Mir-27a: A Regulator of Apaf-1, Modulate Proliferation and Apoptosis in Laryngeal Carcinoma
Received: 07-Jun-2016 / Accepted Date: 21-Jun-2016 / Published Date: 24-Jun-2016 DOI: 10.4172/2476-2024.1000116
Abstract
Purpose: APAF-1, a key mediator in cytochrome C-dependent apoptotic pathway, plays a critical role in many cancers. MicroRNA-27a inhibits hypoxia-induced neuronal apoptosis by targeting APAF-1. Whether microRNA-27a participates in carcinogenesis via regulating APAF-1 is not reported.
Methods: Laryngeal cancer tissues, Hep2 cell line and HEK293 cell line were used in the study. qRT-PCR was used to detect microRNA-27a and APAF-1 mRNA levels. Western blot was to monitor APAF-1 protein level. Cell viability, colony formation and apoptosis assays were applied to evaluate the function of microRNA-27a and APAF-1 in laryngeal cancer. Dual-luciferase reporter assay was to detect the binding ability of microRNA-27a to APAF-1 3'UTR.

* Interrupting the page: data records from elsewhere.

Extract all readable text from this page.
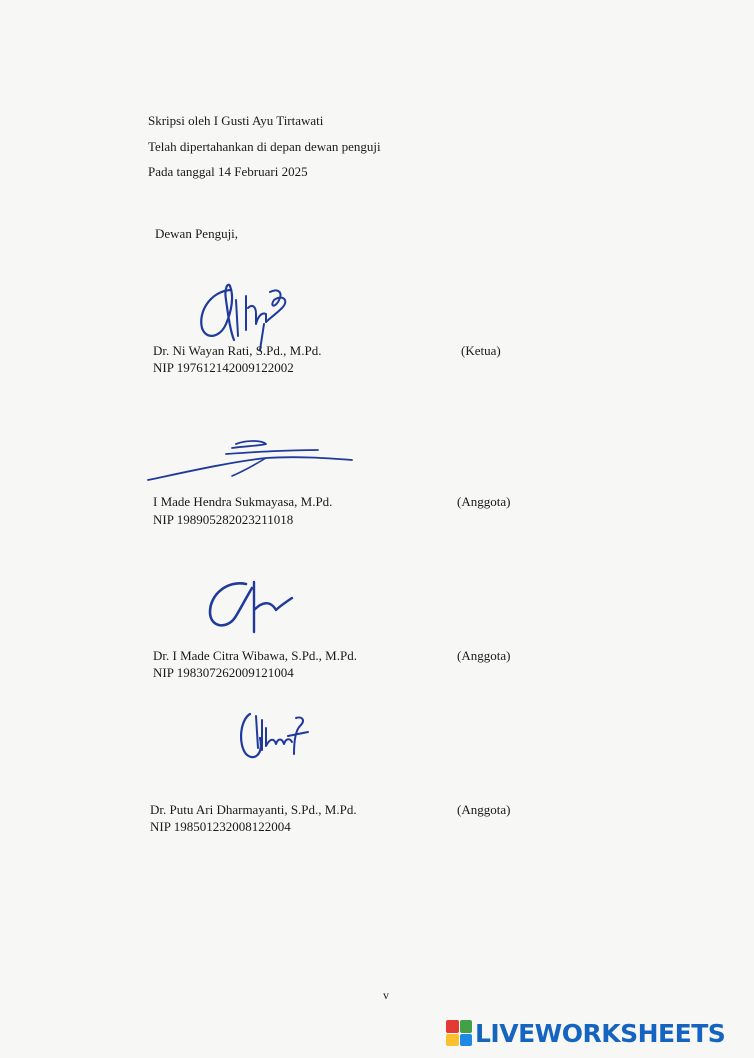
Skripsi oleh I Gusti Ayu Tirtawati
Telah dipertahankan di depan dewan penguji
Pada tanggal 14 Februari 2025
Dewan Penguji,
Dr. Ni Wayan Rati, S.Pd., M.Pd.
NIP 197612142009122002
(Ketua)
I Made Hendra Sukmayasa, M.Pd.
NIP 198905282023211018
(Anggota)
Dr. I Made Citra Wibawa, S.Pd., M.Pd.
NIP 198307262009121004
(Anggota)
Dr. Putu Ari Dharmayanti, S.Pd., M.Pd.
NIP 198501232008122004
(Anggota)
v
LIVEWORKSHEETS
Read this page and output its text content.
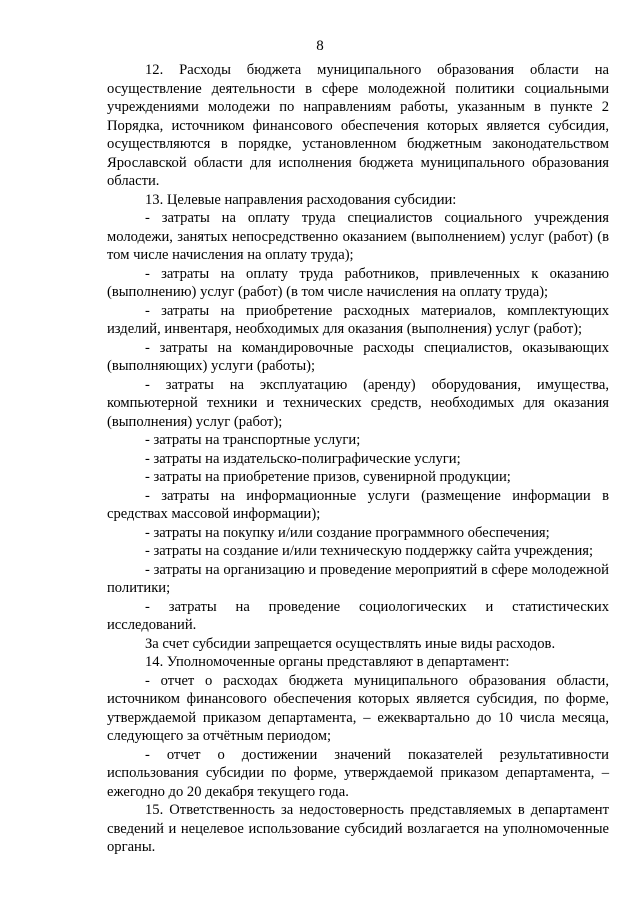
8

12. Расходы бюджета муниципального образования области на осуществление деятельности в сфере молодежной политики социальными учреждениями молодежи по направлениям работы, указанным в пункте 2 Порядка, источником финансового обеспечения которых является субсидия, осуществляются в порядке, установленном бюджетным законодательством Ярославской области для исполнения бюджета муниципального образования области.

13. Целевые направления расходования субсидии:

- затраты на оплату труда специалистов социального учреждения молодежи, занятых непосредственно оказанием (выполнением) услуг (работ) (в том числе начисления на оплату труда);

- затраты на оплату труда работников, привлеченных к оказанию (выполнению) услуг (работ) (в том числе начисления на оплату труда);

- затраты на приобретение расходных материалов, комплектующих изделий, инвентаря, необходимых для оказания (выполнения) услуг (работ);

- затраты на командировочные расходы специалистов, оказывающих (выполняющих) услуги (работы);

- затраты на эксплуатацию (аренду) оборудования, имущества, компьютерной техники и технических средств, необходимых для оказания (выполнения) услуг (работ);

- затраты на транспортные услуги;

- затраты на издательско-полиграфические услуги;

- затраты на приобретение призов, сувенирной продукции;

- затраты на информационные услуги (размещение информации в средствах массовой информации);

- затраты на покупку и/или создание программного обеспечения;

- затраты на создание и/или техническую поддержку сайта учреждения;

- затраты на организацию и проведение мероприятий в сфере молодежной политики;

- затраты на проведение социологических и статистических исследований.

За счет субсидии запрещается осуществлять иные виды расходов.

14. Уполномоченные органы представляют в департамент:

- отчет о расходах бюджета муниципального образования области, источником финансового обеспечения которых является субсидия, по форме, утверждаемой приказом департамента, – ежеквартально до 10 числа месяца, следующего за отчётным периодом;

- отчет о достижении значений показателей результативности использования субсидии по форме, утверждаемой приказом департамента, – ежегодно до 20 декабря текущего года.

15. Ответственность за недостоверность представляемых в департамент сведений и нецелевое использование субсидий возлагается на уполномоченные органы.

Results: In the study, we found that up-regulation of microRNA-27a was negatively correlated with downregulation of APAF-1 in laryngeal cancer. MicroRNA-27a was reconfirmed to directly bind APAF-1 mRNA 3'UTR. Similar to si-APAF-1, ectopic miR-27a significantly promoted laryngeal cancer cell proliferation and colony formation ability and suppressed early apoptosis compared to the controls.
Conclusion: miR-27a acts as a potentially oncogenic role in laryngeal squamous cell carcinoma partly though repressing APAF-1 expression, which enriches regulatory network of APAF-1 mediating apoptotic pathway.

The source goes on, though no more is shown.